DADOS BIOGRÁFICOS

Francisco Solano Trindade nasceu em 24 de julho de 1908, no bairro de São José, em Recife-PE, filho do sapateiro Manoel Abílio e da doméstica Emerenciana Quituteira. A miscigenação está presente nas origens étnicas do autor: neto de negro e branca, pelo lado paterno; e negro e índígena, do lado materno. Estudou no Liceu de Artes e Ofícios da capital pernambucana, tendo concluído o equivalente ao ensino médio atual.

Desde cedo, estabeleceu contato com a cultura popular e o folclore, levado pelas mãos do pai que, nos dias de folga, dançava Pastoril e Bumba-meu-boi nas ruas do Recife. O carnaval, suas figuras, o maracatu, e o frevo fascinavam o menino. A pedido da mãe, analfabeta, lia novelas, literatura de cordel e poesia romântica, que ambos apreciavam. Já adulto, o autor se casa em 1935 com Maria Margarida – terapeuta ocupacional e coreógrafa – com quem teve quatro filhos.

A década de 1930 é marcada em todo o mundo pela ascensão do nazismo e do fascismo, que iriam controlar quase toda a Europa a partir da deflagração da Segunda Guerra Mundial, em 1939. A polarização ideológica entre direita e esquerda contamina as discussões sobre arte e literatura. E a noção mítica de "raça superior", oriunda cientificismo racialista do século XIX, impulsiona fortemente a discriminação racial existente no Brasil desde a colonização. O autoritarismo segregador defendido pelo discurso nazifascista se espalha pelo país a partir da crescente pregação do Partido Integralista, dirigido pelo também escritor Plínio Salgado.

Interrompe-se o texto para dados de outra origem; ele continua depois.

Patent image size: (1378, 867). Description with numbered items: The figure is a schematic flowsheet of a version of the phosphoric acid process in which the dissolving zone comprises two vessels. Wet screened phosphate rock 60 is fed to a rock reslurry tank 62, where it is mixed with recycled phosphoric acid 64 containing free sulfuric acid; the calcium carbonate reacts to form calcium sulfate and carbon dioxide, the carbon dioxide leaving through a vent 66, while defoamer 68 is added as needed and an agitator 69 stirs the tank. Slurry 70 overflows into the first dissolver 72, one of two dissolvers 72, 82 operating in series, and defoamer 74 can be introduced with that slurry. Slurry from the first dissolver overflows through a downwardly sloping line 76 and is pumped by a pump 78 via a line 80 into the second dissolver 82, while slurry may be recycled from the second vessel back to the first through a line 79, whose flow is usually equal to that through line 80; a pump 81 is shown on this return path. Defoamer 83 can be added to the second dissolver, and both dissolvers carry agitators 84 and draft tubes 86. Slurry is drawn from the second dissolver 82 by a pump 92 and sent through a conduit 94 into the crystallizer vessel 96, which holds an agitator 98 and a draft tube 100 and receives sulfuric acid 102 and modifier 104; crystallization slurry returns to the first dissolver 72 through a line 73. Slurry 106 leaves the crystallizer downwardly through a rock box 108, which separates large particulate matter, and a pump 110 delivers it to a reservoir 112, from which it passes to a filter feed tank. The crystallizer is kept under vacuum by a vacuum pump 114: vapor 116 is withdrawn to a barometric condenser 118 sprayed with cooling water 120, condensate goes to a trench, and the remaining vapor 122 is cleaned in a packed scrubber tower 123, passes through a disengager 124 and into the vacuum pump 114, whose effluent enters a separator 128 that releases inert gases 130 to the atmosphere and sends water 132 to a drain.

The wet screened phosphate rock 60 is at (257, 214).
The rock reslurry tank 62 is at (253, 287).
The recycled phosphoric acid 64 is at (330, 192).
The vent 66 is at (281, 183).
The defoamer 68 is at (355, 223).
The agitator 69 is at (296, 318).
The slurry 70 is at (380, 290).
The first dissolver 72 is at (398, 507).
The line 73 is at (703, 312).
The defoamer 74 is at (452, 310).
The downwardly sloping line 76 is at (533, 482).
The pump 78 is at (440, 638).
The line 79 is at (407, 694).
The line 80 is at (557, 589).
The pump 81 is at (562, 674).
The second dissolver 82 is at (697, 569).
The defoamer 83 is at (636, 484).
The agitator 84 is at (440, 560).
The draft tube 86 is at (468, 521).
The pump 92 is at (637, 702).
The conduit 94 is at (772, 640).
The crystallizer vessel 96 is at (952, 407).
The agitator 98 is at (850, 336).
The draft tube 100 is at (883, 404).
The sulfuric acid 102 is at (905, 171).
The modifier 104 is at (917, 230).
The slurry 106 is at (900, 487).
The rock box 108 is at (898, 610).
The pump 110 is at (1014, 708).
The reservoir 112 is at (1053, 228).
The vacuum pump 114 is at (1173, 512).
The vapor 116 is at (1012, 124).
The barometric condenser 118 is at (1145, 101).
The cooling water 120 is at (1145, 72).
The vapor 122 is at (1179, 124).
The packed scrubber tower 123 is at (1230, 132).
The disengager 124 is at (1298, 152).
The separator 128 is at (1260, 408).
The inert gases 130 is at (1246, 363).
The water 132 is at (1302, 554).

Em contrapartida, dá-se o fortalecimento na Imprensa Negra e a criação da Frente Negra Brasileira, que também se organiza em forma de partido político e fortalece a resistência dos afrodescendentes em sua luta pela obtenção da cidadania plena, a começar pelo direito à Educação, passados mais de 40 anos de vigência da Lei Áurea.

Nesse período, Solano Trindade participa em Recife do I Congresso Afro-brasileiro, organizado por Gilberto Freyre, que reúne dezenas de intelectuais voltados para a discussão da contribuição cultural da diáspora africana em nosso país. Participa também do II Congresso Afro-brasileiro, realizado posteriormente em Salvador.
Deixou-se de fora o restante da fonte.